Le président des États‑Unis a semblé temporiser sur l’imminence d’une intervention en Iran. Cette prudence a fait chuter les cours du pétrole, qui perdaient environ 3 % à l’ouverture des marchés. Les opérateurs soulignaient que l’incertitude entourant la réponse américaine s’était quelque peu dissipée. Le marché surveillait de près les évolutions géopolitiques et leurs répercussions sur l’offre mondiale.
Le baril de WTI s’établissait autour de 55,40 €, et celui de Brent autour de 59,40 €, après respectivement des baisses d’environ 3 % et 2,9 %. Au cours des jours précédents, les prix avaient connu une hausse marquée, poussés par les tensions en Iran et des échanges violents. Le marché avait initialement porté les cours à des niveaux non vus en clôture depuis trois mois. Cependant, dès l’ouverture des échanges en Asie, la tendance s’est retournée.
Craintes que la situation régionale dégénère
Les cours ont reculé après que Trump a déclaré que l’Iran pourrait s’abstenir de toute nouvelle répression meurtrière contre les manifestants, ce qui apaise les inquiétudes d’un choc d’approvisionnement. Kyle Rodda, analyste australien pour Capital.com, estime que ce positionnement reflète une pause sur les menaces et les marchés y voient un élément de stabilité. Le marché a ainsi modéré sa progression précédente, tout en restant attentif à d’éventuelles évolutions. Les observateurs notent que le contexte persiste, avec les tensions qui pourraient évoluer rapidement.

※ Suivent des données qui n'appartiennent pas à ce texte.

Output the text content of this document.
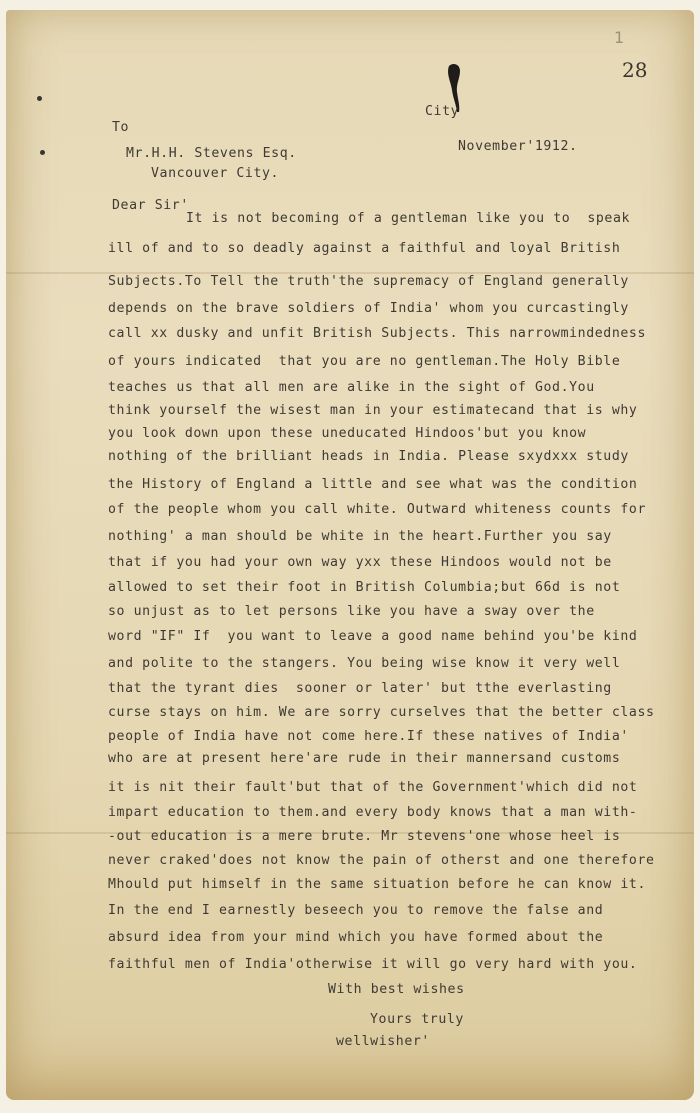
1
28
City
To
Mr.H.H. Stevens Esq.	November'1912.
Vancouver City.
Dear Sir'
It is not becoming of a gentleman like you to  speak
ill of and to so deadly against a faithful and loyal British
Subjects.To Tell the truth'the supremacy of England generally
depends on the brave soldiers of India' whom you curcastingly
call xx dusky and unfit British Subjects. This narrowmindedness
of yours indicated  that you are no gentleman.The Holy Bible
teaches us that all men are alike in the sight of God.You
think yourself the wisest man in your estimatecand that is why
you look down upon these uneducated Hindoos'but you know
nothing of the brilliant heads in India. Please sxydxxx study
the History of England a little and see what was the condition
of the people whom you call white. Outward whiteness counts for
nothing' a man should be white in the heart.Further you say
that if you had your own way yxx these Hindoos would not be
allowed to set their foot in British Columbia;but 66d is not
so unjust as to let persons like you have a sway over the
word "IF" If  you want to leave a good name behind you'be kind
and polite to the stangers. You being wise know it very well
that the tyrant dies  sooner or later' but tthe everlasting
curse stays on him. We are sorry curselves that the better class
people of India have not come here.If these natives of India'
who are at present here'are rude in their mannersand customs
it is nit their fault'but that of the Government'which did not
impart education to them.and every body knows that a man with-
-out education is a mere brute. Mr stevens'one whose heel is
never craked'does not know the pain of otherst and one therefore
Mhould put himself in the same situation before he can know it.
In the end I earnestly beseech you to remove the false and
absurd idea from your mind which you have formed about the
faithful men of India'otherwise it will go very hard with you.
With best wishes
Yours truly
wellwisher'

Les prix refluent car Trump a indiqué qu’il pourrait renoncer à une action militaire contre l’Iran, affirmant avoir reçu des assurances que le gouvernement iranien cesserait de tuer les manifestants, selon Michael Wan de MUFG. Cette attitude est perçue comme un facteur de stabilisation par les marchés. Les investisseurs redoutaient toutefois que les menaces américaines ne déclenchent une escalade dans le détroit d’Ormuz, voie par laquelle transite près de 20 % du pétrole mondial. Ormuz demeure une ligne rouge pour l’offre énergétique mondiale.
Autre risque évoqué par les marchés est un éventuel blocage des exportations iraniennes de brut par les États‑Unis, susceptible de faire grimper les prix. Face à la répression des manifestations iraniennes, Donald Trump avait annoncé lundi que tout pays commerçant avec l’Iran serait frappé de droits de douane de 25 % par les États‑Unis, avec effet immédiat, sans autres détails. La Chine demeure le principal partenaire commercial de l’Iran, ce qui complexifie les répercussions économiques régionales.